San Pedro y san Pablo se celebran juntos el 29 de junio, se citan juntos en la letanía de los santos, están a cada lado de Cristo en los mosaicos de los ábsides bizantinos o romanos… Y, sin embargo, no se frecuentaron mucho.
Pablo se reunió con Pedro y los demás “pilares” de la Iglesia de Jerusalén en dos ocasiones. Se cruzaron en Antioquía y fue motivo de un conflicto. Por último, pudieron reencontrarse en Roma en tiempos de Nerón.
No sufrieron el martirio el mismo día ni, sin duda, el mismo año. Su fiesta litúrgica rememora quizás un traslado de sus reliquias en una época de persecución. Entonces, ¿por qué no va nunca el uno sin el otro?
San Pedro y su fe sólida en Cristo
Simón Pedro debería llamarse mejor Simón-roca. “Tú eres Pedro, y sobre esta piedra edificaré mi iglesia” (Mateo 16,18).

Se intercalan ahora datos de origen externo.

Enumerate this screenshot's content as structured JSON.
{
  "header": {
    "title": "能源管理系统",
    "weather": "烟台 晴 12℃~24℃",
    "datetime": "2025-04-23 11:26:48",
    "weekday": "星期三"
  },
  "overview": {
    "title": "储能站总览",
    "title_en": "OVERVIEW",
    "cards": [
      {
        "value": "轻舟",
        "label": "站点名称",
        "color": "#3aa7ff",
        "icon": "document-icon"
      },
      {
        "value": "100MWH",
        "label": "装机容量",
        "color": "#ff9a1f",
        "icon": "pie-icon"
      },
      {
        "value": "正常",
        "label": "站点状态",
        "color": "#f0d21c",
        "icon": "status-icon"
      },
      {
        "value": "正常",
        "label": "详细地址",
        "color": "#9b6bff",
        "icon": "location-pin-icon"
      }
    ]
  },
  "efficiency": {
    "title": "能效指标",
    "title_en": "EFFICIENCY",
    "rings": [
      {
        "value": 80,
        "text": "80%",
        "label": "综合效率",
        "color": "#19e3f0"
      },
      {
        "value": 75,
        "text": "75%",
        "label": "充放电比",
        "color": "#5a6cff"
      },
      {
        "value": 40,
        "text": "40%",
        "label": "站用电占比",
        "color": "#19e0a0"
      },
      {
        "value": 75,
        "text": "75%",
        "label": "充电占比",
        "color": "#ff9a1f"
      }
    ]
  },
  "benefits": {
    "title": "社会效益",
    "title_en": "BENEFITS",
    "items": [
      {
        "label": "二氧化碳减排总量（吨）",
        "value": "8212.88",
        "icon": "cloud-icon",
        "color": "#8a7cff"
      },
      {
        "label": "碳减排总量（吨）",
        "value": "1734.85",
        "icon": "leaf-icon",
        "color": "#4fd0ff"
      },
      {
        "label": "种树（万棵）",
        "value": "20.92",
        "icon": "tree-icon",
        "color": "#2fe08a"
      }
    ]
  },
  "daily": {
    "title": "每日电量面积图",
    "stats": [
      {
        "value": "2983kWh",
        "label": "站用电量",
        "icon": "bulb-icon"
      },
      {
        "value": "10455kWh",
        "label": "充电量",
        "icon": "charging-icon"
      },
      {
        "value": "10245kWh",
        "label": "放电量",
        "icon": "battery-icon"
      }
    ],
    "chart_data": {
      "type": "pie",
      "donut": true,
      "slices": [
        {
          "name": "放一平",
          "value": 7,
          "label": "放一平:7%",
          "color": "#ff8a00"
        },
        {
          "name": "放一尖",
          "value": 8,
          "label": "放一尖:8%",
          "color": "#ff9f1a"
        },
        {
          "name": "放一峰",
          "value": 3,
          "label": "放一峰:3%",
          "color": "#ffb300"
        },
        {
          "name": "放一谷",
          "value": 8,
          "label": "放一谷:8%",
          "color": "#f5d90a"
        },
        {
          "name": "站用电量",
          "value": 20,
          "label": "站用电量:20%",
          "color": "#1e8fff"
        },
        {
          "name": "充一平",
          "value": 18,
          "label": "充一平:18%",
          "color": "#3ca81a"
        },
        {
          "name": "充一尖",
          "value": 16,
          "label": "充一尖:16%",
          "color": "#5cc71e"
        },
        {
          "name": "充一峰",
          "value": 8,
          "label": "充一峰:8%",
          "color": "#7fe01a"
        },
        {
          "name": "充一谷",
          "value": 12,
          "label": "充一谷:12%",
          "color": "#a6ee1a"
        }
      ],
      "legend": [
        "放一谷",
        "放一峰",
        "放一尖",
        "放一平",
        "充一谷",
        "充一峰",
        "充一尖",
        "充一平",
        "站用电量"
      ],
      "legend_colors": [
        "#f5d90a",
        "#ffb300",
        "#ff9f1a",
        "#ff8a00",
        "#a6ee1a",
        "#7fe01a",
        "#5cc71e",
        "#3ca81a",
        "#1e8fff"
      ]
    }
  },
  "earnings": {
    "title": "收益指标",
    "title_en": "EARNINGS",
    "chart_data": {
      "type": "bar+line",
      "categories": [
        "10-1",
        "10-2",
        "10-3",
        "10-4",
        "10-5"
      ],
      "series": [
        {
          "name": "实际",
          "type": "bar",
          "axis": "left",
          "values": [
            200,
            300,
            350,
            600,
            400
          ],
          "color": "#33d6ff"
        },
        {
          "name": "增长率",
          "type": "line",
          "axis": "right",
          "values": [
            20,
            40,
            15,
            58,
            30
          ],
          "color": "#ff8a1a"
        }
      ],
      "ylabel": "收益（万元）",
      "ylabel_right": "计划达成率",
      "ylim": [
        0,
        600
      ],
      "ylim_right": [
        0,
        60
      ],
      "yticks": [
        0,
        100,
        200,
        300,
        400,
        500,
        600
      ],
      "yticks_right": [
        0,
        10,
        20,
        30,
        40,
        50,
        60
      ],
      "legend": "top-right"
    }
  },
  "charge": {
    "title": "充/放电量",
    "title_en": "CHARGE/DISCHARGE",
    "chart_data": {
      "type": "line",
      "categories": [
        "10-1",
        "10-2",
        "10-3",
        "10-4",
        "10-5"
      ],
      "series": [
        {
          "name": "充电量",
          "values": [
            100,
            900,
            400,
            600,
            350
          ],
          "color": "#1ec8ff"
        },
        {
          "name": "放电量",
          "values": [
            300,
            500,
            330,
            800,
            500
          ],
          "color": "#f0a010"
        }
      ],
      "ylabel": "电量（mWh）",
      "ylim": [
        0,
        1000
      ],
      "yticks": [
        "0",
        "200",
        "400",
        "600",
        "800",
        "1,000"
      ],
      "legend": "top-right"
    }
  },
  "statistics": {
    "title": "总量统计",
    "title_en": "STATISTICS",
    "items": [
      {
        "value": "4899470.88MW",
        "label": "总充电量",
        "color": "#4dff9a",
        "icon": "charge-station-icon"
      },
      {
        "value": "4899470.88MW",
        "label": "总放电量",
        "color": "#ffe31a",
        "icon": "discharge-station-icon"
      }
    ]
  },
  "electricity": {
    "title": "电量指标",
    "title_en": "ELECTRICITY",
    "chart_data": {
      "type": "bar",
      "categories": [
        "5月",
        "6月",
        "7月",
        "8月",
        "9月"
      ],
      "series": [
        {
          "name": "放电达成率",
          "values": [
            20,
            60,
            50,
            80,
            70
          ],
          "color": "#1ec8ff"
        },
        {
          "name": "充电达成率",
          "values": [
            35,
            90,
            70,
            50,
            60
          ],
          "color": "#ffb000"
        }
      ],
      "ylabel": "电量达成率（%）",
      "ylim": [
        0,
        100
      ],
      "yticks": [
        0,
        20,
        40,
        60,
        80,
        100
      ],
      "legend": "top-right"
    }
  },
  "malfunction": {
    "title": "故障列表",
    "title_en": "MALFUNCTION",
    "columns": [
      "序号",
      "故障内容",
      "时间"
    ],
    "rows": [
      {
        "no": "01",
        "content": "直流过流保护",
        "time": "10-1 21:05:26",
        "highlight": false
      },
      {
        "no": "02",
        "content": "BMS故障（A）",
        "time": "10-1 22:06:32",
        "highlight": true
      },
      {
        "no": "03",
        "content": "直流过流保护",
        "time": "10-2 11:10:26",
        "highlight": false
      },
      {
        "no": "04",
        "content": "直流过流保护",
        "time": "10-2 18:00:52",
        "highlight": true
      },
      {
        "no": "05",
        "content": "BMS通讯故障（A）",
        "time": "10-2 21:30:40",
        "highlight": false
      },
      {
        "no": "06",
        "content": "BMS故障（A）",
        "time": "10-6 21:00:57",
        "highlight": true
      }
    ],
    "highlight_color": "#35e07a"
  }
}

Inquebrantable.
Pero no es que Simón fuera muy sólido: sus grandes impulsos se quedaban cortos, quiso caminar sobre el mar pero se hundió, debió ser el último en abandonar a Jesús pero sería el primero en renegar de Él.
No, lo que es sólido, “infalible”, es su fe. La fe como carisma que no viene ni de la carne ni de la sangre, sino del Padre.
Comprendemos entonces lo de “las llaves del Reino”: la autoridad de Pedro y de sus sucesores es necesaria para mantener a la Iglesia en la verdad y, por tanto, en la unidad.
San Pablo, un apóstol audaz
Pero la libertad de Pablo es necesaria para mantener a la Iglesia en la novedad del Espíritu Santo, aliento imprevisible en un mundo en movimiento.
Sin la audacia paulina, la fidelidad puede convertirse en orgullo. Y se degradaría entonces en rigidez, y la unidad en uniformidad.
Pero sin la vigilancia petrina, la diferencia puede también reivindicarse con orgullo. Se convierte entonces en divergencia, mientras que la misión se expone a compromisos.
Así, este doble patronazgo es precioso y no hay que abandonarlo: san Pedro y san Pablo, ¡rueguen por nosotros!